Solved – Why the RMSE of training is very small but the test error is very big

gaussian processoverfittingregression

I am a beginner in machine learning , and I use Matlab machine learning toolbox to build machine learning model.

I have some question about my model. My input data has 20 predictors and 1 response.

I use Gaussian Process Regression model with Squared exponential kernel function, and I also use 10 fold cross validation.

By this way the RMSE of training is very small. However, when I output the model I use some test data to predict, the error of test is so big.

How do I improve my model? I would appreciate it if someone answered me…

Best Answer

I think the problem that you get is an Overfitting in the model which you created.

When you are creating a predictive model, what actually you are doing is create the model that captures the signal not the noise of the data.

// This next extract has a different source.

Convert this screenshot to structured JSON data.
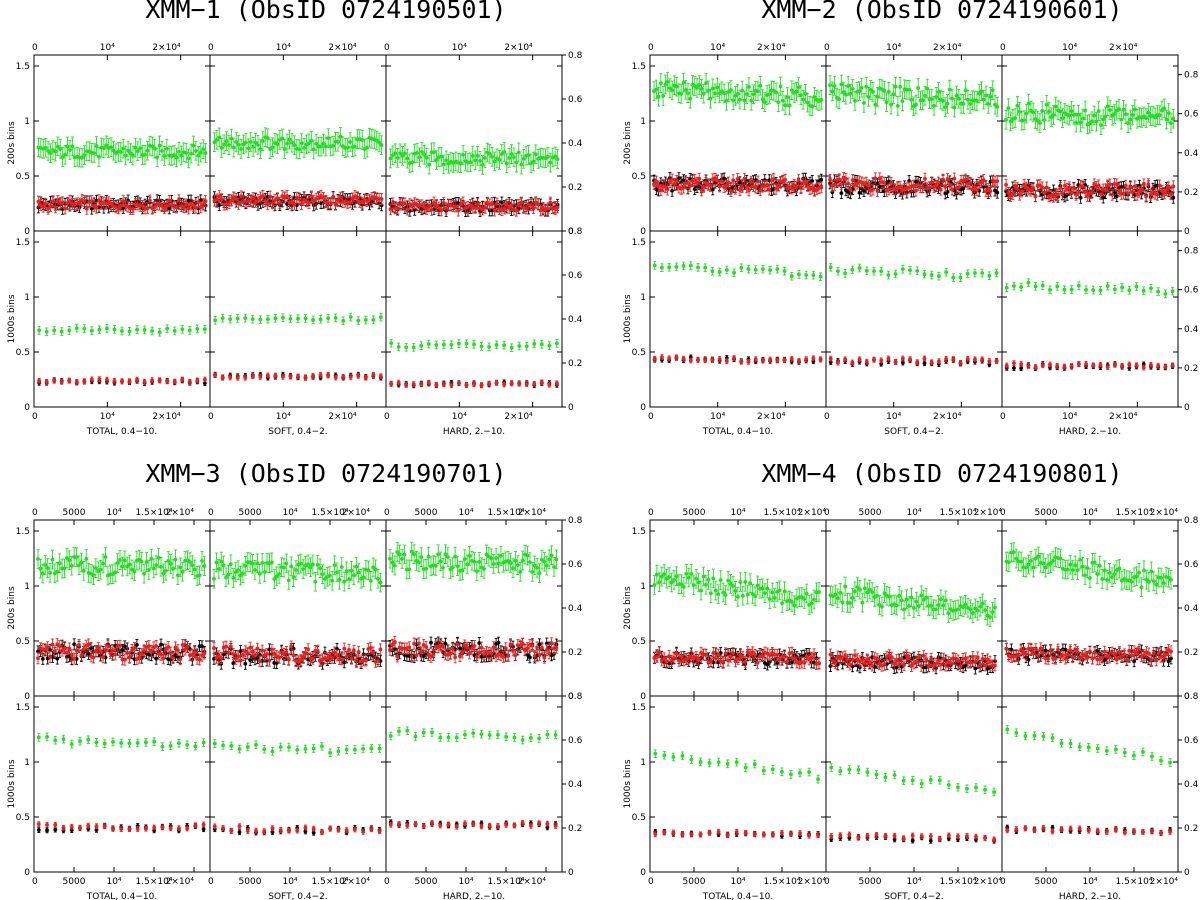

RMSE of training of model is a metric which measure how much the signal and the noise is explained by the model

So when you add more variables to a model, the model become more "flexible", it captures the pattern of training data very well and reduces RMSE to a smallest amount, however because our statistical learning procedure is working too hard to find patterns in the training data, and may be picking up some patterns that are just caused by random chance rather than by true properties of the unknown function f which you are trying to estimate . When you overfit the training data, the test MSE will be very large because the supposed patterns that the method found in the training data simply don’t exist in the test data

I recommend you read Quora answer by William Chen in this link, he explained it very well in a layman term : https://www.quora.com/What-is-an-intuitive-explanation-of-over-fitting-particularly-with-a-small-sample-set-What-are-you-essentially-doing-by-over-fitting-How-does-the-over-promise-of-a-high-R%C2%B2-low-standard-error-occur

After you reading it, you can find the free-ebook An Introduction to Statistical Learning with Application in R by Gareth James, Daniela Witten, Trevor Hastie, Robert Tibshirani.

edit: link to the ebook http://www-bcf.usc.edu/~gareth/ISL/ISLR%20First%20Printing.pdf

Read the chapter 2 , 2.1 and 2.2 , they explained it very detail with the awesome illustration.

I hope this help you.